Matt Hollingsworth said...

Well, thankfully, a LOT of the paperwork was for the company. And I will be getting rid of the company one way or the other. Might sell it or just close it. We'll see. Gotta close it up before January, though.

For next year's visa renewal, we now have a comprehensive list of exactly what we need. For any visa seekers reading this, please don't ask me for this information. Your information is likely to be entirely different. But for us, with our circumstances, I think we have a good idea of what will be expected next year. And, the thing that is actually good is that these folks actually did what they could to help me. For instance, they COULD have told me to leave the country while I was being processed. But instead they gave me a potvrda (confirmation letter) that my visa was in process in case the police stopped me, so I wouldn't get in trouble.

We won't have to deal with them again until next August. Well, I will have to deal with them to give them the birth certificate and stuff, but the whole process won't start over again until August. And I think after 5 of these that I can get citizenship and avoid this shit.

Gabriella said...

Kinda reminiscent of one of those old Carol Burnett/ Tim Conway skits. Who knew they weren't comedy skits at all, just little tiny documentaries ;-)

dzuka said...

kul. we don't want you to leave us anytime soon. : )

FAB said...

sorry that had to go thru all that croatian bureaucratic shit!
i will save (may i?) your article to show it around how it really looks like to be legal alien in cro.
hope no big harm done, and you will stay in cro happy long time. we need good people like you here!
see ya in Makarska next year!

Alexander Žic said...

Hey, i was doing some research on Americans living in Croatia and i found your blog awhile ago. Soon im going to be moving to Zagreb from New York, I was wondering if you had any advice or tips for me. I still dont have an apartment lined up and its hard for me to figure out how to find one from here. Is there something im missing, should i just wait until i get to Croatia? If you have any information that could help it would be great, thanks.

Jennifer Juniper said...


I got a headache just looking up dual citizenship information on the internet! (I wanted to see if I can get one with Germany since my dad didn't move to America from there until he was 3 OR France, since that's where he was actually born...unfortunately I don't think it's very easy.)

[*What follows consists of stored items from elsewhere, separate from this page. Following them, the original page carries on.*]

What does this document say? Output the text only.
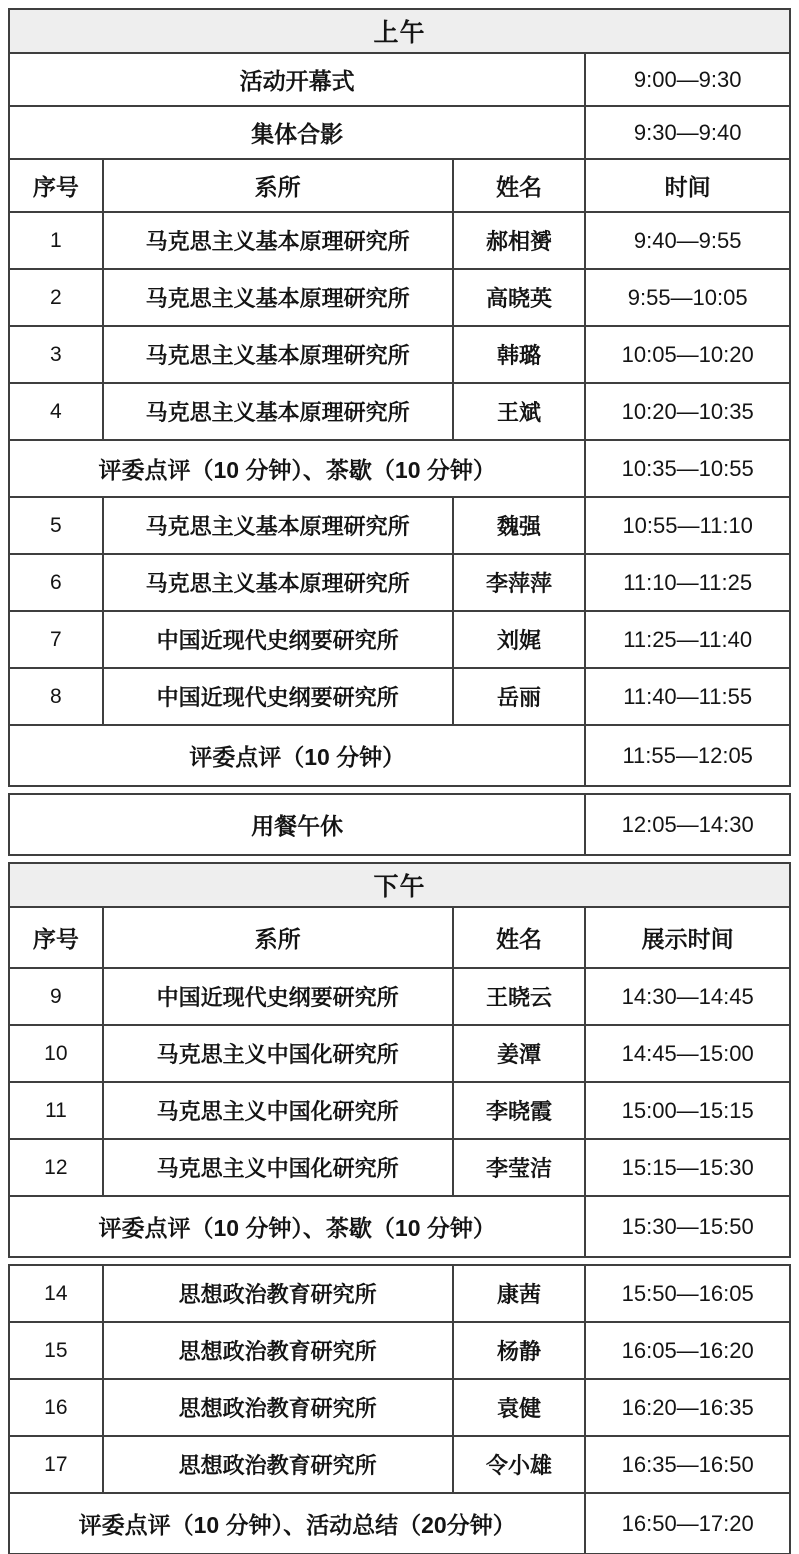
上午			
活动开幕式			9:00—9:30
集体合影			9:30—9:40
序号	系所	姓名	时间
1	马克思主义基本原理研究所	郝相赟	9:40—9:55
2	马克思主义基本原理研究所	高晓英	9:55—10:05
3	马克思主义基本原理研究所	韩璐	10:05—10:20
4	马克思主义基本原理研究所	王斌	10:20—10:35
评委点评（10 分钟）、茶歇（10 分钟）			10:35—10:55
5	马克思主义基本原理研究所	魏强	10:55—11:10
6	马克思主义基本原理研究所	李萍萍	11:10—11:25
7	中国近现代史纲要研究所	刘娓	11:25—11:40
8	中国近现代史纲要研究所	岳丽	11:40—11:55
评委点评（10 分钟）			11:55—12:05
用餐午休	12:05—14:30
下午			
序号	系所	姓名	展示时间
9	中国近现代史纲要研究所	王晓云	14:30—14:45
10	马克思主义中国化研究所	姜潭	14:45—15:00
11	马克思主义中国化研究所	李晓霞	15:00—15:15
12	马克思主义中国化研究所	李莹洁	15:15—15:30
评委点评（10 分钟）、茶歇（10 分钟）			15:30—15:50
14	思想政治教育研究所	康茜	15:50—16:05
15	思想政治教育研究所	杨静	16:05—16:20
16	思想政治教育研究所	袁健	16:20—16:35
17	思想政治教育研究所	令小雄	16:35—16:50
评委点评（10 分钟）、活动总结（20分钟）			16:50—17:20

Glad it's working out for you, in the end. :) Still, NYC wouldn't mind a visit... ;-) heh

Matt Hollingsworth said...

Well, as far as moving here, I dunno really what advice I'd give. Read some of your blog, Alexander, and you've been to Croatia a lot. So you know what it's like. Don't know how people find apartments here. I had a friend rent one for me before I arrived. Good luck with the move, though. Don't let MUP get you down if you have to get a visa.

Anonymous said...

It's strange to come by this blog. I'm Croatian and it took me 3 years to finally get away from there and move to UK, with inexplicable troubles with the visa. And now I see someone who actually wants to live in Croatia. Ironic in a way...but I hope you like your life there more than I liked mine.


SheR. said...

Hey! This is my first time on your blog. Beri from NY introduced your blog to me.

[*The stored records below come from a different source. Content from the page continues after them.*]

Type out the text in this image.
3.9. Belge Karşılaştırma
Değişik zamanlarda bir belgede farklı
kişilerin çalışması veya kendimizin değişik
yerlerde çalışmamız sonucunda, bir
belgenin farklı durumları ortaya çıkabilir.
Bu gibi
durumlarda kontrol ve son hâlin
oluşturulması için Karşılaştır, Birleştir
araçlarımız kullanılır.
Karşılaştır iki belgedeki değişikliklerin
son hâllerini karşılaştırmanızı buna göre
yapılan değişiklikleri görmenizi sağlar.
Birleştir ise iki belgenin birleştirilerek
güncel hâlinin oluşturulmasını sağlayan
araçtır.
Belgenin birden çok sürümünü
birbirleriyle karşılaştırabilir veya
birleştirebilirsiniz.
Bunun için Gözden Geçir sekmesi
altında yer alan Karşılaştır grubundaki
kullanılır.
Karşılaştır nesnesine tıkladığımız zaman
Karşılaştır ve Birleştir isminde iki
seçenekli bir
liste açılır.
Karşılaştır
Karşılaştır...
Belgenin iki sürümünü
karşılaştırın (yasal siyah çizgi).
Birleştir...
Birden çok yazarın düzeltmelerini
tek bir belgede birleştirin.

I'm Singaporean and I took about a year to get my temp one year visa too. Oh gosh.. the amount of paperwork is horrendous. And we tried to get more docs required to file for marriage. We've been trying to get those legalization done which takes forever and even bigger headache than the visa itself.

More than a year we've been trying.. I wonder when we can be able to get married in Croatia.

Good luck to you in ZG! Pozdrav iz Rijeke!

Matt Hollingsworth said...

Yeah, it's a pain in the ass. We're getting married in August, so we'll have to start dealing with some of that stuff in a couple of months. Not looking forward to that part of it. Good luck with your visa stuff! I pozdrav iz Zagreba!

Rosemary Bailey Brown said...

Matt - We're moving to Croatia in a couple of years and I am glad about your advice on the company front. The accountant in Zadar made it sound so easy, I guess not! You've also solved the mystery for me of why my husband has to "add our marriage" to his birth certificate.